Beten für Irak-Geiseln
Hervorgegangen sind die Gebete aus der Friedensdekade, die 1980 als gemeinsame Protestaktion der Evangelischen Jugendpfarrämter in Ost und West entstand und in der Nikolaikirche dauerhaft eingerichtet wurde. "1982 ist die Junge-Gemeinde-Gruppe an den Kirchenvorstand herangetreten und regte wöchentliche Gebete an", schildert Pfarrer Führer. Die kirchliche Basisgruppe "AG Friedensdienst" gestaltet schließlich am 20. September 1982 das erste Friedensgebet.
Für die Gestaltung und Organisation war Christoph Wonneberger zuständig. Der 1985 nach Leipzig gezogene evangelische Pfarrer initiierte bereits 1982 in Dresden erste Friedensgebete. "Es war eine Idee, um sich ausdrücken zu können, ohne straffällig zu werden", beschreibt es der heute 63-Jährige. Die Gruppen waren zunächst klein. Es ahnte wohl niemand, dass die Friedensgebete tatsächlich das Ende der DDR einläuten würden.

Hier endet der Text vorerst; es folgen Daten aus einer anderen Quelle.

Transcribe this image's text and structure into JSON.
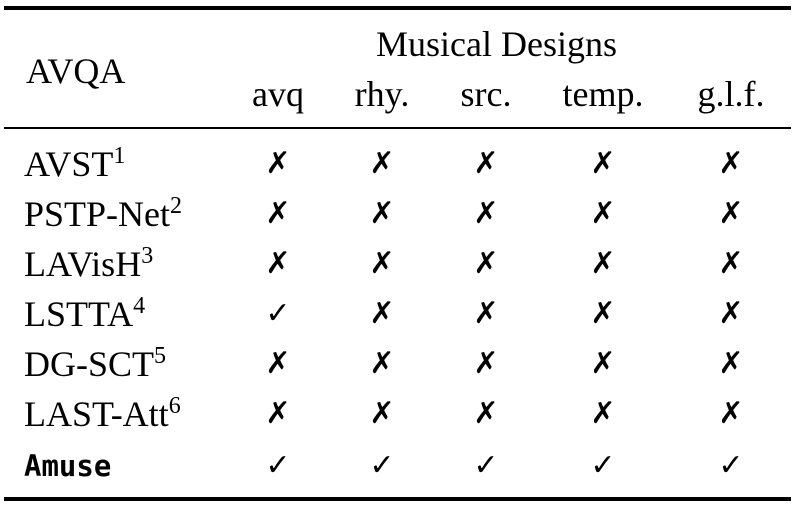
{
  "table": {
    "corner_label": "AVQA",
    "group_header": "Musical Designs",
    "columns": [
      "avq",
      "rhy.",
      "src.",
      "temp.",
      "g.l.f."
    ],
    "symbols": {
      "yes": "✓",
      "no": "✗"
    },
    "rows": [
      {
        "name": "AVST",
        "ref": "1",
        "values": [
          "✗",
          "✗",
          "✗",
          "✗",
          "✗"
        ]
      },
      {
        "name": "PSTP-Net",
        "ref": "2",
        "values": [
          "✗",
          "✗",
          "✗",
          "✗",
          "✗"
        ]
      },
      {
        "name": "LAVisH",
        "ref": "3",
        "values": [
          "✗",
          "✗",
          "✗",
          "✗",
          "✗"
        ]
      },
      {
        "name": "LSTTA",
        "ref": "4",
        "values": [
          "✓",
          "✗",
          "✗",
          "✗",
          "✗"
        ]
      },
      {
        "name": "DG-SCT",
        "ref": "5",
        "values": [
          "✗",
          "✗",
          "✗",
          "✗",
          "✗"
        ]
      },
      {
        "name": "LAST-Att",
        "ref": "6",
        "values": [
          "✗",
          "✗",
          "✗",
          "✗",
          "✗"
        ]
      },
      {
        "name": "Amuse",
        "ref": "",
        "values": [
          "✓",
          "✓",
          "✓",
          "✓",
          "✓"
        ]
      }
    ]
  }
}
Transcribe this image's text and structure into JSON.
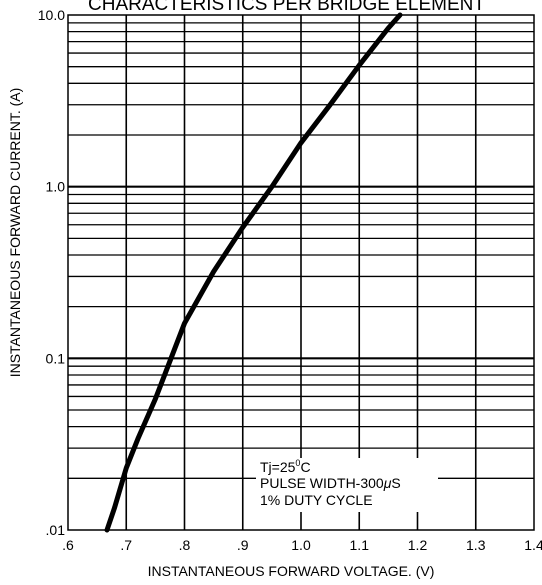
{
  "chart_data": {
    "type": "line",
    "title": "CHARACTERISTICS PER BRIDGE ELEMENT",
    "xlabel": "INSTANTANEOUS FORWARD VOLTAGE. (V)",
    "ylabel": "INSTANTANEOUS FORWARD CURRENT. (A)",
    "x_scale": "linear",
    "y_scale": "log",
    "xlim": [
      0.6,
      1.4
    ],
    "ylim": [
      0.01,
      10.0
    ],
    "x_ticks": [
      ".6",
      ".7",
      ".8",
      ".9",
      "1.0",
      "1.1",
      "1.2",
      "1.3",
      "1.4"
    ],
    "y_ticks": [
      ".01",
      "0.1",
      "1.0",
      "10.0"
    ],
    "grid": true,
    "series": [
      {
        "color": "#000000",
        "x": [
          0.667,
          0.68,
          0.7,
          0.72,
          0.75,
          0.8,
          0.85,
          0.9,
          0.95,
          1.0,
          1.05,
          1.1,
          1.15,
          1.17
        ],
        "y": [
          0.01,
          0.0135,
          0.023,
          0.034,
          0.058,
          0.16,
          0.32,
          0.58,
          1.0,
          1.8,
          3.0,
          5.1,
          8.4,
          10.0
        ]
      }
    ],
    "annotations": {
      "line1_prefix": "Tj=25",
      "line1_sup": "0",
      "line1_suffix": "C",
      "line2_prefix": "PULSE WIDTH-300",
      "line2_mu": "μ",
      "line2_suffix": "S",
      "line3": "1% DUTY CYCLE"
    }
  }
}
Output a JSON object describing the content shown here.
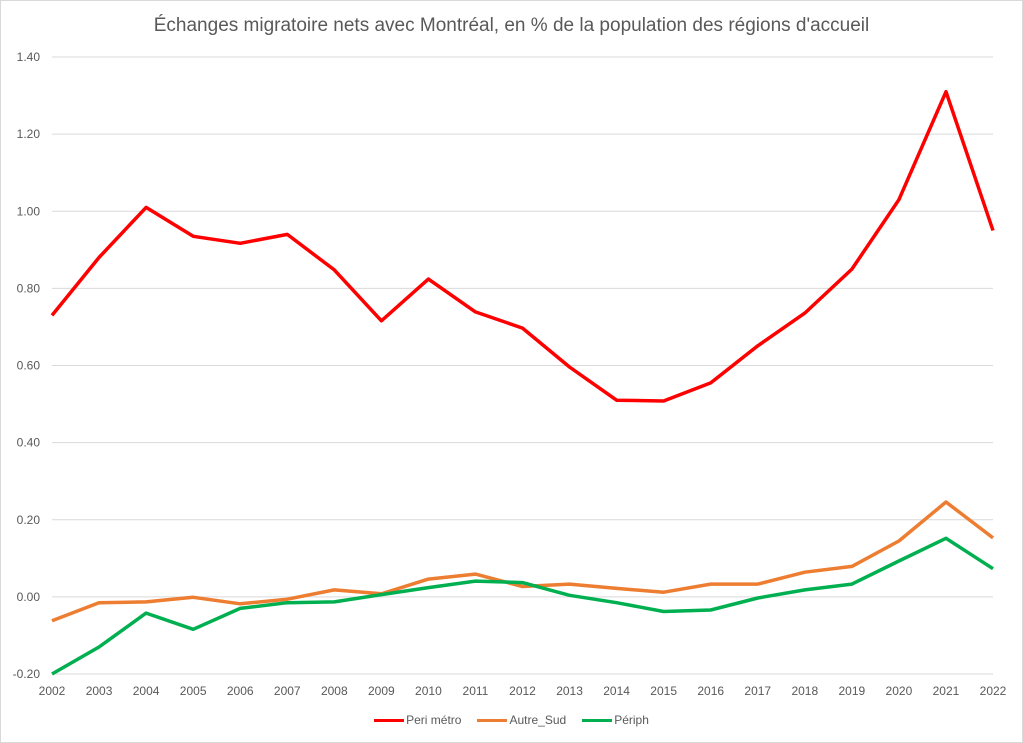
{
  "chart_data": {
    "type": "line",
    "title": "Échanges migratoire nets avec Montréal, en % de la population des régions d'accueil",
    "xlabel": "",
    "ylabel": "",
    "x": [
      "2002",
      "2003",
      "2004",
      "2005",
      "2006",
      "2007",
      "2008",
      "2009",
      "2010",
      "2011",
      "2012",
      "2013",
      "2014",
      "2015",
      "2016",
      "2017",
      "2018",
      "2019",
      "2020",
      "2021",
      "2022"
    ],
    "ylim": [
      -0.2,
      1.4
    ],
    "yticks": [
      -0.2,
      0.0,
      0.2,
      0.4,
      0.6,
      0.8,
      1.0,
      1.2,
      1.4
    ],
    "ytick_labels": [
      "-0.20",
      "0.00",
      "0.20",
      "0.40",
      "0.60",
      "0.80",
      "1.00",
      "1.20",
      "1.40"
    ],
    "grid": true,
    "legend_position": "bottom",
    "series": [
      {
        "name": "Peri métro",
        "color": "#ff0000",
        "values": [
          0.73,
          0.88,
          1.01,
          0.935,
          0.917,
          0.94,
          0.848,
          0.716,
          0.824,
          0.739,
          0.697,
          0.596,
          0.51,
          0.508,
          0.555,
          0.651,
          0.736,
          0.85,
          1.03,
          1.31,
          0.95
        ]
      },
      {
        "name": "Autre_Sud",
        "color": "#ed7d31",
        "values": [
          -0.062,
          -0.015,
          -0.013,
          -0.001,
          -0.018,
          -0.006,
          0.018,
          0.008,
          0.046,
          0.059,
          0.027,
          0.033,
          0.022,
          0.012,
          0.033,
          0.033,
          0.064,
          0.079,
          0.145,
          0.246,
          0.153
        ]
      },
      {
        "name": "Périph",
        "color": "#00b050",
        "values": [
          -0.2,
          -0.13,
          -0.042,
          -0.084,
          -0.03,
          -0.015,
          -0.013,
          0.006,
          0.024,
          0.041,
          0.037,
          0.004,
          -0.015,
          -0.038,
          -0.034,
          -0.003,
          0.018,
          0.033,
          0.093,
          0.152,
          0.073
        ]
      }
    ]
  }
}
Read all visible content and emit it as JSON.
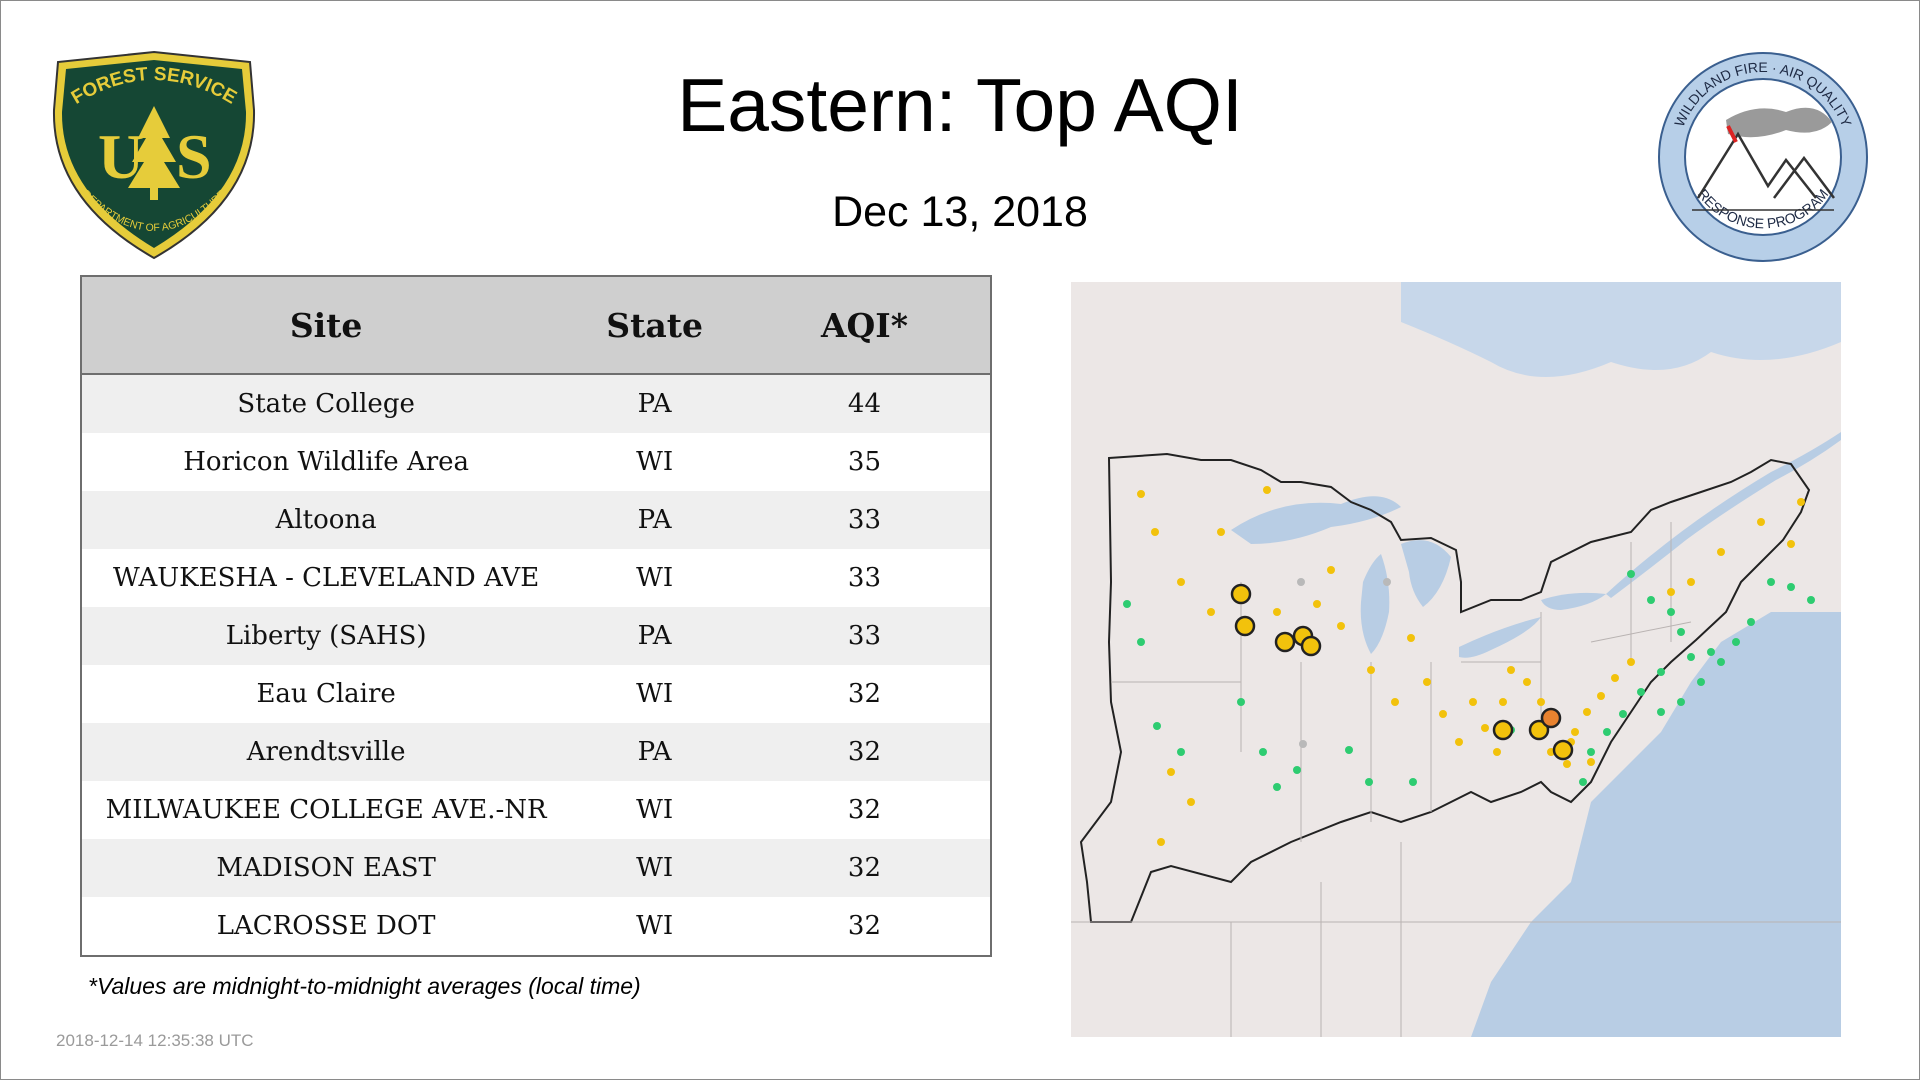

Der Protest für den Frieden hat auch nach der Wende noch Menschenmassen mobilisiert. So beteiligten sich während des Irak-Kriegs 2003 mehr als 300 000 Menschen nach dem Gebet an den Demonstrationen. Im vergangenen Jahr wurde die Nikolaikirche Ort der Hoffnung für die Firma Cryotec aus Bennewitz, deren Mitarbeiter um die im Irak verschleppten Kollegen René Bräunlich (33) und Thomas Nitzschke (30) bangten. "Die Momente der Ruhe und Besinnung dort haben uns Kraft und Mut gegeben", sagt Prokuristin Karin Berndt.
"Und so wird das immer weitergehen", meint Pfarrer Führer. Der Kirchenvorstand werde darauf achten, dass die Tradition fortgesetzt wird. Und Tiefensee ergänzt: "Es gab und es gibt immer wieder gute Gründe, sich für Frieden aktiv einzusetzen und dafür zu beten." 25 Jahre Friedensgebete seien ein guter Anlass, sich bewusst zu machen, dass Unmögliches möglich ist.